Par Bouzid Chalabi
L’année 2022 sera-t-elle synonyme d’une hausse de l’inflation eu égard à la montée exorbitante des cours sur les marchés mondiaux des matières premières végétales, intrant et engrais, dont notre agriculture est grandement dépendante ? De nombreux indices vont dans ce sens, notamment le coût à la production chez les agriculteurs qui a déjà annoncé la couleur par des augmentations aussi subites que fortes des intrants importés. C’est surtout le cas pour les engrais dont le prix de référence est passé de 3 700 à 8 000 DA le quintal, mais importé au prix réel de 14 000 DA/q.
A propos de cette différence entre le prix à l’importation et celui cédé aux agriculteurs, il faut savoir qu’elle est prise en charge par l’Etat dans le cadre de sa politique de subvention accordée aux producteurs agricoles et autres, afin de ne pas trop pénaliser les agriculteurs auxquels il est demandé de viser une meilleure productivité agricole «garante d’une stabilité de l’approvisionnement à des prix stables et à l’abri de l’inflation», soutiennent à l’unanimité des agro-économistes. Toujours est-il que ce renchérissement sur les matières premières aura certainement un impact significatif sur les grandes cultures, en l’occurrence céréales, fourrages -par conséquent, la viande rouge-, pomme de terre et la culture du canola, récemment introduite en Algérie afin de réduire quelque peu la facture élevée en devises de l’importation des graisses végétales. Et il faut donc s’attendre à ce que les prix grimpent sur les étals des commerces au détail.
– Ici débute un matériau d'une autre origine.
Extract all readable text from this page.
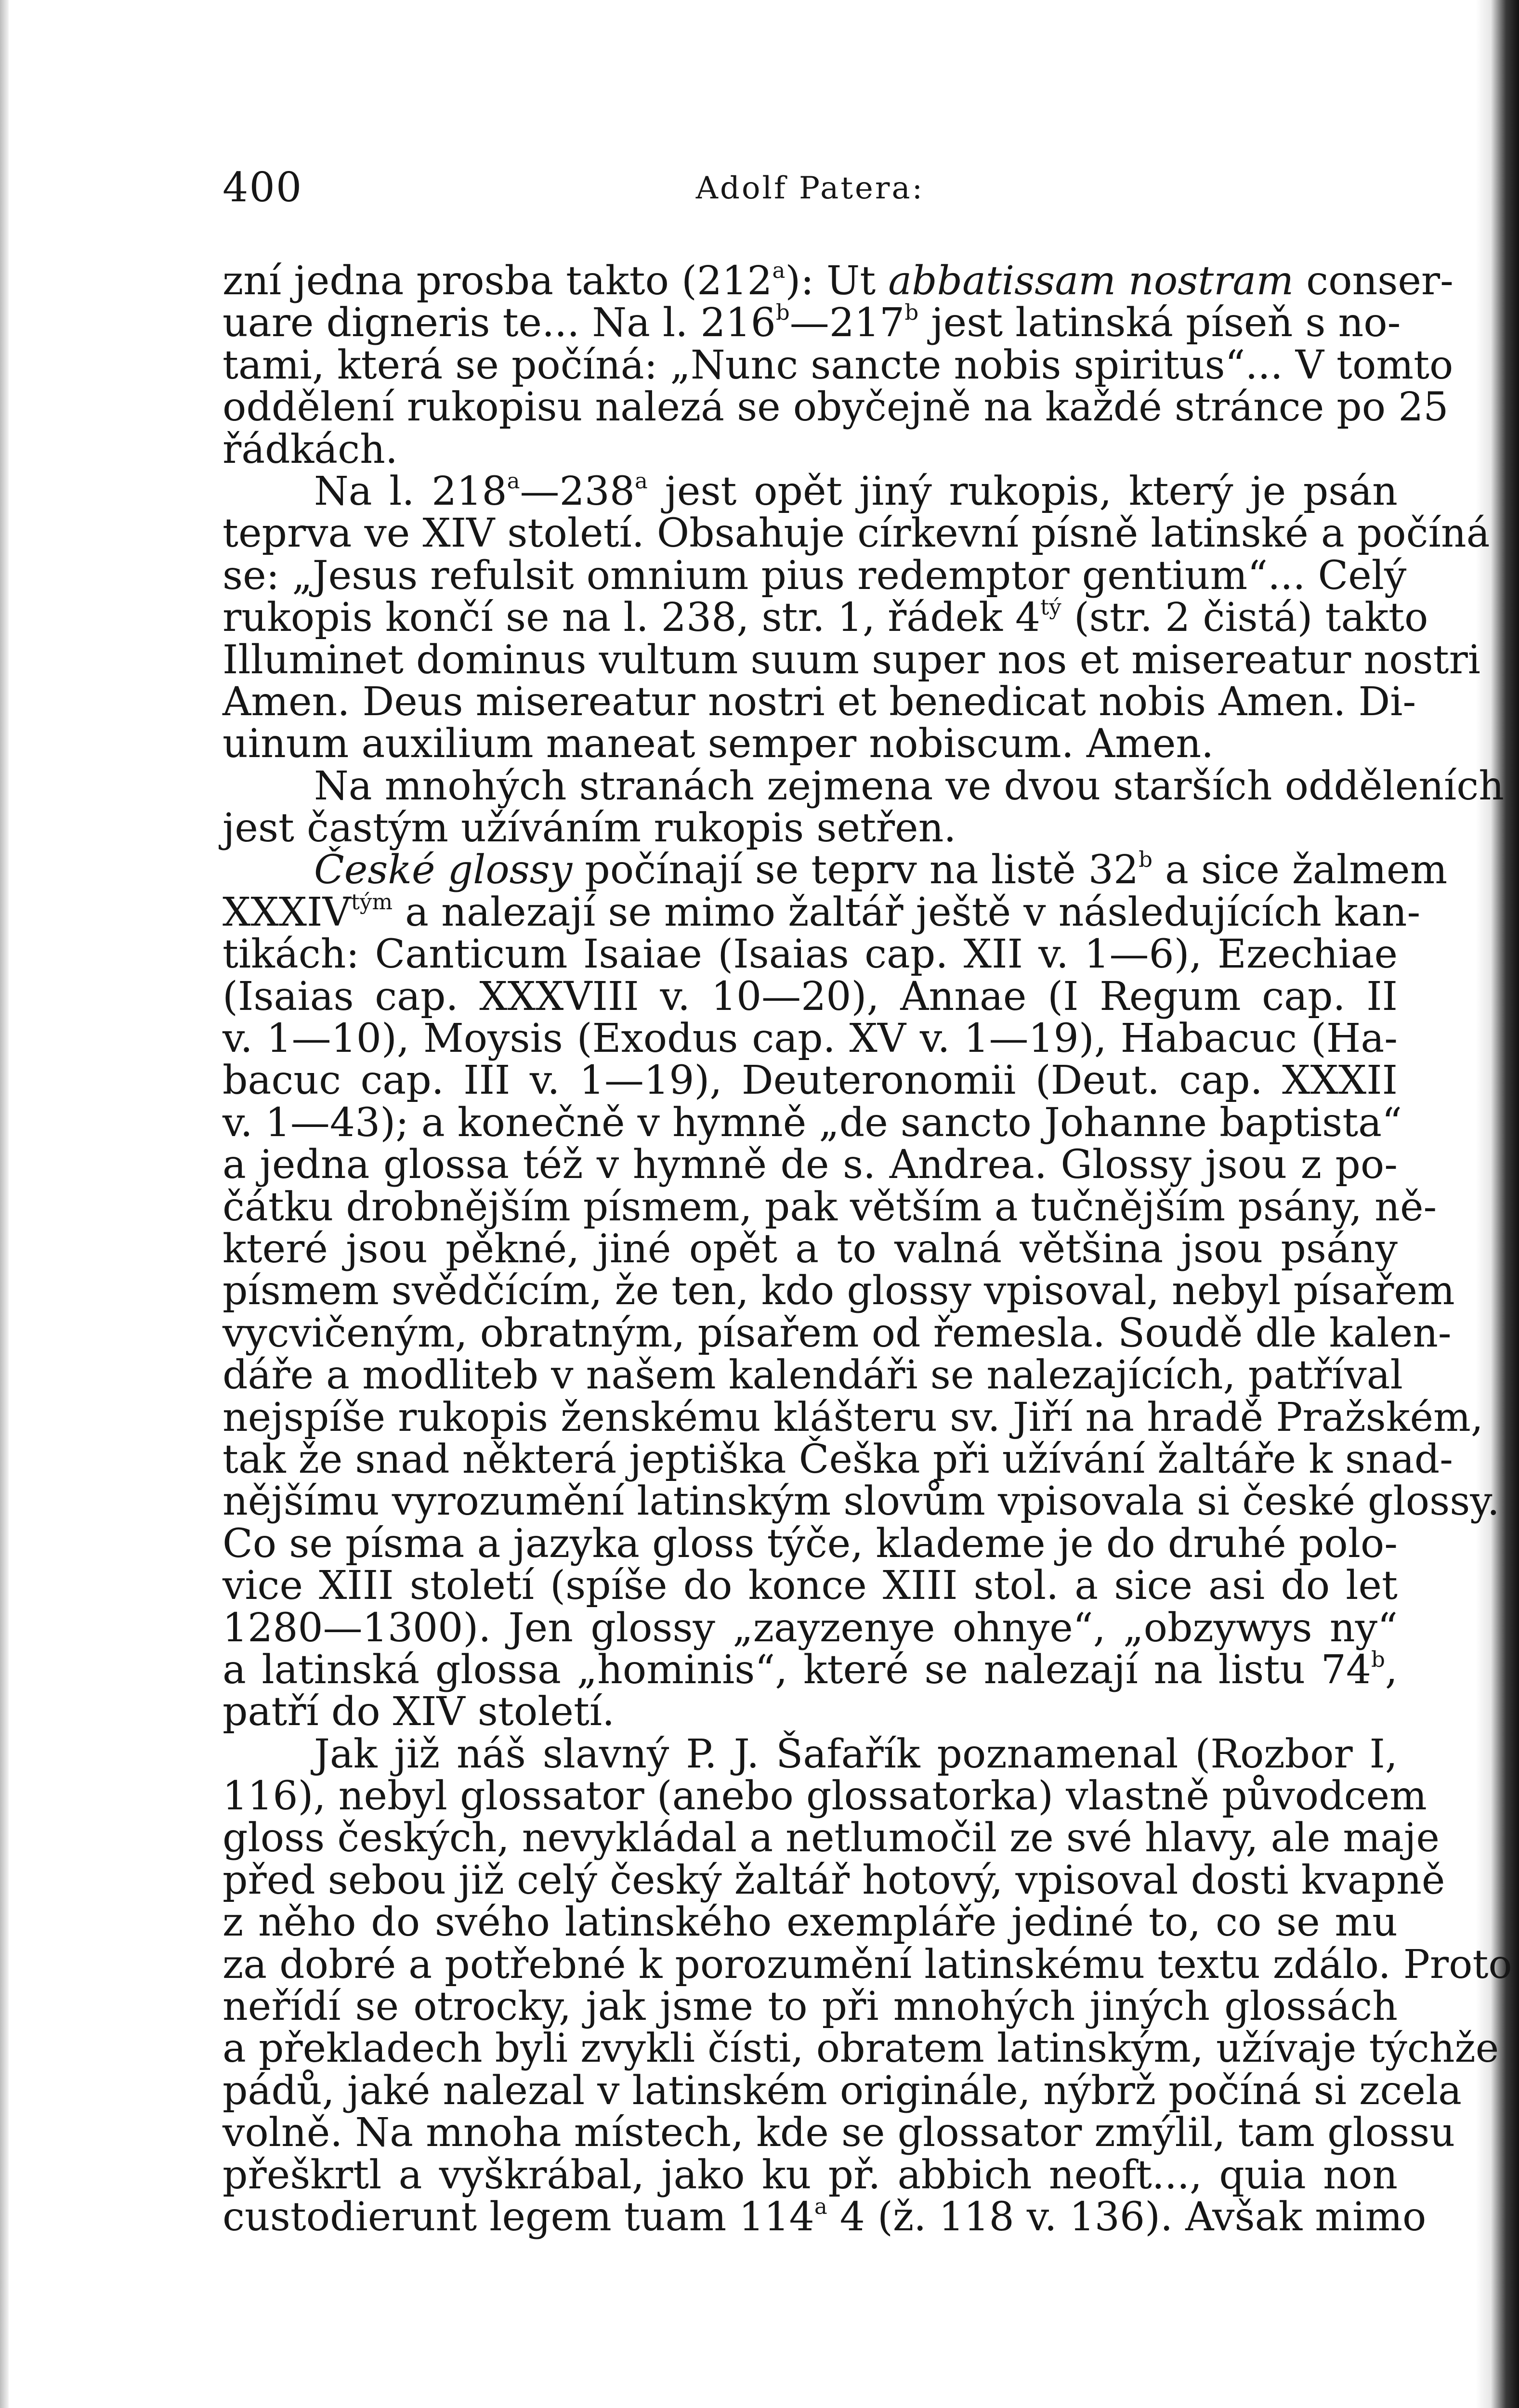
400	Adolf Patera:
zní jedna prosba takto (212$^a$): Ut abbatissam nostram conser-
uare digneris te... Na l. 216$^b$—217$^b$ jest latinská píseň s no-
tami, která se počíná: „Nunc sancte nobis spiritus“... V tomto
oddělení rukopisu nalezá se obyčejně na každé stránce po 25
řádkách.
Na l. 218$^a$—238$^a$ jest opět jiný rukopis, který je psán
teprva ve XIV století. Obsahuje církevní písně latinské a počíná
se: „Jesus refulsit omnium pius redemptor gentium“... Celý
rukopis končí se na l. 238, str. 1, řádek $4^{tý}$ (str. 2 čistá) takto
Illuminet dominus vultum suum super nos et misereatur nostri
Amen. Deus misereatur nostri et benedicat nobis Amen. Di-
uinum auxilium maneat semper nobiscum. Amen.
Na mnohých stranách zejmena ve dvou starších odděleních
jest častým užíváním rukopis setřen.
České glossy počínají se teprv na listě 32$^b$ a sice žalmem
$XXXIV^{tým}$ a nalezají se mimo žaltář ještě v následujících kan-
tikách: Canticum Isaiae (Isaias cap. XII v. 1—6), Ezechiae
(Isaias cap. XXXVIII v. 10—20), Annae (I Regum cap. II
v. 1—10), Moysis (Exodus cap. XV v. 1—19), Habacuc (Ha-
bacuc cap. III v. 1—19), Deuteronomii (Deut. cap. XXXII
v. 1—43); a konečně v hymně „de sancto Johanne baptista“
a jedna glossa též v hymně de s. Andrea. Glossy jsou z po-
čátku drobnějším písmem, pak větším a tučnějším psány, ně-
které jsou pěkné, jiné opět a to valná většina jsou psány
písmem svědčícím, že ten, kdo glossy vpisoval, nebyl písařem
vycvičeným, obratným, písařem od řemesla. Soudě dle kalen-
dáře a modliteb v našem kalendáři se nalezajících, patříval
nejspíše rukopis ženskému klášteru sv. Jiří na hradě Pražském,
tak že snad některá jeptiška Češka při užívání žaltáře k snad-
nějšímu vyrozumění latinským slovům vpisovala si české glossy.
Co se písma a jazyka gloss týče, klademe je do druhé polo-
vice XIII století (spíše do konce XIII stol. a sice asi do let
1280—1300). Jen glossy „zayzenye ohnye“, „obzywys ny“
a latinská glossa „hominis“, které se nalezají na listu 74$^b$,
patří do XIV století.
Jak již náš slavný P. J. Šafařík poznamenal (Rozbor I,
116), nebyl glossator (anebo glossatorka) vlastně původcem
gloss českých, nevykládal a netlumočil ze své hlavy, ale maje
před sebou již celý český žaltář hotový, vpisoval dosti kvapně
z něho do svého latinského exempláře jediné to, co se mu
za dobré a potřebné k porozumění latinskému textu zdálo. Proto
neřídí se otrocky, jak jsme to při mnohých jiných glossách
a překladech byli zvykli čísti, obratem latinským, užívaje týchže
pádů, jaké nalezal v latinském originále, nýbrž počíná si zcela
volně. Na mnoha místech, kde se glossator zmýlil, tam glossu
přeškrtl a vyškrábal, jako ku př. abbich neoft..., quia non
custodierunt legem tuam 114$^a$ 4 (ž. 118 v. 136). Avšak mimo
C’est ce préviennent de nombreux experts en agronomie, interrogés sur le contrecoup de l’envolée des cours des matières premières agricoles sur le marché local des denrées alimentaires. Ce faisant, il s’agit de savoir comment le gouvernement de Aïmene Benabderrahmane, dans son rôle de régulateur, va procéder pour stabiliser un marché de produits frais dont les prix s’envolent dangereusement ? On avance, dans ce sens, de relever les subventions des intrants. «Une solution de replâtrage d’urgence», jugent de concert des économistes, car pour eux, «l’effet souhaité ne sera que dérisoire». Pour certains experts, le remède idoine serait de relever substantiellement les rendements agricoles «seuls à même de moduler les prix à la consommation». Dans ce même ordre d’idées, ils préconisent de diminuer peu à peu la dépendance du pays vis-à-vis de l’extérieur, notamment en ce qui concerne les intrants, semences, pesticides, pièces de rechange et la grande majorité des engrais, les solubles, les tertiaires… «C’est d’autant plus indiqué dans la mesure où l’on ne fournit à l’agriculture que les bras, le mazout et le sol mais pas la matière grise qui demeure en jachère», déplore l’agronome Mohamed Arkoub, lors de l’une de ses sorties médiatiques. Et de relever dans la foulée : «Avec un tel état des lieux, le moindre soubresaut sur le marché mondial nous atteint de plein fouet.» Soulignant par ailleurs : «Les prix des produits agricoles subissent généralement l’effet yoyo. Preuve en est, l’année 2021 a vu les prix
atteindre des niveaux insupportables pour les ménages algériens sans montrer de signes d’un fléchissement raisonnable.»
Disons enfin, sans tomber dans la sinistrose, que la conjugaison du facteur coût à la production, qui n’a cessé de croître ces dernières années, qui va persister et celui de la mise en place de la fiscalité sur l’activité agricole à partir de janvier prochain vont impacter les prix sur les étals qui risquent de s’envoler. Ce que redoute la population déjà en prise à la baisse de son pouvoir d’achat.